The request came after police said they were looking into claims of corruption.
A Police Scotland spokeswoman said: "Police received a complaint of alleged corruption regarding an individual at North Lanarkshire Council. Inquiries are ongoing to establish any criminality."
In April last year, Mr Logue announced that he had ordered an investigation into allegations of corruption at the council.
It followed the receipt of an anonymous letter highlighting issues with procurement processes and contracts related to the council's corporate property portfolio.
The results of that investigation were reported to council managers in September 2016.

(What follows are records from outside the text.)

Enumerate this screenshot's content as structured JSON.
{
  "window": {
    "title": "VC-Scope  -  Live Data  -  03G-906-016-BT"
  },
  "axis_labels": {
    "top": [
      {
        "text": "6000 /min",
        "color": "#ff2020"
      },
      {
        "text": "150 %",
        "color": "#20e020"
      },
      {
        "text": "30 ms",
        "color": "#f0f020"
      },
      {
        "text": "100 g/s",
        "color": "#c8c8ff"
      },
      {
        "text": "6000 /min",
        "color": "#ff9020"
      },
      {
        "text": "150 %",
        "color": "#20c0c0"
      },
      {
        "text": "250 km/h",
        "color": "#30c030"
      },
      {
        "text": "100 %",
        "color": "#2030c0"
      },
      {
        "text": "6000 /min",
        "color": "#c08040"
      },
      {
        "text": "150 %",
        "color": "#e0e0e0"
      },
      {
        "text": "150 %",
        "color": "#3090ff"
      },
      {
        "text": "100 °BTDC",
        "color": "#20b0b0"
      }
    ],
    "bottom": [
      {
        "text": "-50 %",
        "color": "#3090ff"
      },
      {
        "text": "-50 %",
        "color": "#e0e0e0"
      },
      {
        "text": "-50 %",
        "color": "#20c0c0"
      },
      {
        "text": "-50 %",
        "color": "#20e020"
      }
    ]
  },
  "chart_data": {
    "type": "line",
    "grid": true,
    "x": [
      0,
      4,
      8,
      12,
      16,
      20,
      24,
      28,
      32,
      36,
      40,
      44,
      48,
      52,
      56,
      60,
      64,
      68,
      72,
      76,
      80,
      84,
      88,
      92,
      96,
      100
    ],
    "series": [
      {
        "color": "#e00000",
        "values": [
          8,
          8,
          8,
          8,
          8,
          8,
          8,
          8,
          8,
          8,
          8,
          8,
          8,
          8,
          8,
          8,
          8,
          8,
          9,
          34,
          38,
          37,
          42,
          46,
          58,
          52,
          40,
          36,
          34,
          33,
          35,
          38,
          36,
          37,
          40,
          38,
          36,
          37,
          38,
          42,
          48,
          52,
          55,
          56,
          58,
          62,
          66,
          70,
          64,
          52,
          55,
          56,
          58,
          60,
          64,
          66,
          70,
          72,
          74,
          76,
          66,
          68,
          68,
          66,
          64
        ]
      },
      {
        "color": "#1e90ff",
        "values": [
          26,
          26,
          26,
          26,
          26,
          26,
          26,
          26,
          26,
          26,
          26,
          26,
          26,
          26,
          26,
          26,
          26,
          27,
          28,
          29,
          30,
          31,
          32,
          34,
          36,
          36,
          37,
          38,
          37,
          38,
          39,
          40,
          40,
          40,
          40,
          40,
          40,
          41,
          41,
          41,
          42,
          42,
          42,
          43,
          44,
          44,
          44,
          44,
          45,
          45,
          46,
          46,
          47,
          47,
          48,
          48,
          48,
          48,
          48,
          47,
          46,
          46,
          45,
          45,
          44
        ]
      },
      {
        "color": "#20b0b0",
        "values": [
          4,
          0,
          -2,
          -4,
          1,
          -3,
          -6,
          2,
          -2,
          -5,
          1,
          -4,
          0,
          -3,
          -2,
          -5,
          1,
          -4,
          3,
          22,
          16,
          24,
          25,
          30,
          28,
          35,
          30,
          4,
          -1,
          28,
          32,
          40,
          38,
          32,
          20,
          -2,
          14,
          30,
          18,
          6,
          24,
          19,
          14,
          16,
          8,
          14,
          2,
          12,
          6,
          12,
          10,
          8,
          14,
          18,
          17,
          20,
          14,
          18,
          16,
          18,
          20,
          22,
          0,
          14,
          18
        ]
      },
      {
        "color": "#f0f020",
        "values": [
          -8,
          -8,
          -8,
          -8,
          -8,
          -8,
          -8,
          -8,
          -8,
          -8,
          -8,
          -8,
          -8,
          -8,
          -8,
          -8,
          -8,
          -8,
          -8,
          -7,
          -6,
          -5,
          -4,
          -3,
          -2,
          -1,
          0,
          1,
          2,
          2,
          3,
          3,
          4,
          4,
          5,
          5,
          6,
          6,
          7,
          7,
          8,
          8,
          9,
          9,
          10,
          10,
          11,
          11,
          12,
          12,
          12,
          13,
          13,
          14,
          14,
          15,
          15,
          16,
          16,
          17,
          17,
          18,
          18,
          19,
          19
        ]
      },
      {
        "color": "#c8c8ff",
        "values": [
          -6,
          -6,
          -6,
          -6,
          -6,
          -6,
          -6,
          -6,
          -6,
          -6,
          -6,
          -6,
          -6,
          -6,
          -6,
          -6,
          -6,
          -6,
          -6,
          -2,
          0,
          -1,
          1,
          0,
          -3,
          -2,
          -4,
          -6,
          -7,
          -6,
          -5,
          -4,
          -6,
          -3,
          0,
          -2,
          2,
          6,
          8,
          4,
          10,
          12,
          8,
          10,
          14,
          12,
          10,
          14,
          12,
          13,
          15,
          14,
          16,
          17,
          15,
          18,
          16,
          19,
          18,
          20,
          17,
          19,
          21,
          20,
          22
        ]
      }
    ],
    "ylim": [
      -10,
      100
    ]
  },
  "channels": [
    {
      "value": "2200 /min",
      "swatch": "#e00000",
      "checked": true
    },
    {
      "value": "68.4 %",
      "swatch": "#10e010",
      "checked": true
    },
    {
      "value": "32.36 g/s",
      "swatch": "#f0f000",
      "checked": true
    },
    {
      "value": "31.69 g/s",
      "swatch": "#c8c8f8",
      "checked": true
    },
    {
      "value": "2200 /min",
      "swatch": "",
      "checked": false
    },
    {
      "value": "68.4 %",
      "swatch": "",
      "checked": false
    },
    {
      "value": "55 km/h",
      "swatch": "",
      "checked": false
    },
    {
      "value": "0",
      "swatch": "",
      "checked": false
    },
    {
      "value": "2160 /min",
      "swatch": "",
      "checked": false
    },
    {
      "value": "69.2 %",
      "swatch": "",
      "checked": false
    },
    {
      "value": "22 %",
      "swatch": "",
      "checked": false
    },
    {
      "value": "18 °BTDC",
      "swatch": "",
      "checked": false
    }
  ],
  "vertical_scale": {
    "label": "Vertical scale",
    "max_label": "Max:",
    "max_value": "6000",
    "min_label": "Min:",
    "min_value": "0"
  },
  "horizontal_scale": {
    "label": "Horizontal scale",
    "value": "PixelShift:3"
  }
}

Since then, SNP members have called for the findings to be made public.
SNP councillor Tom Johnston said: 'The SNP has not taken this decision lightly but we made a promise to the people who elected us to fight for openness, transparency and accountability within this council.
"North Lanarkshire Council has developed a poor reputation over the years and Councillor Logue's refusal to step aside is a further example of everything that is wrong in this area."
Labour councillor, Paul Kelly described the investigation as a "smear campaign".
He added: "Jim Logue has spent his political life fighting the type of practices he is now being falsely accused of being involved in.
"As much as 30 years ago he was exposing those in his own party in Monklands and he instigated the investigation into malpractice in procurement last year.
"No other council leader would risk the challenges of forcing an investigation into anonymous allegations and, as a result, procurement practice has changed completely."
Labour's 32 councillors retained control of North Lanarkshire despite SNP rivals returning 33 members in May's local elections.
The council also has nine Conservative and two independent members.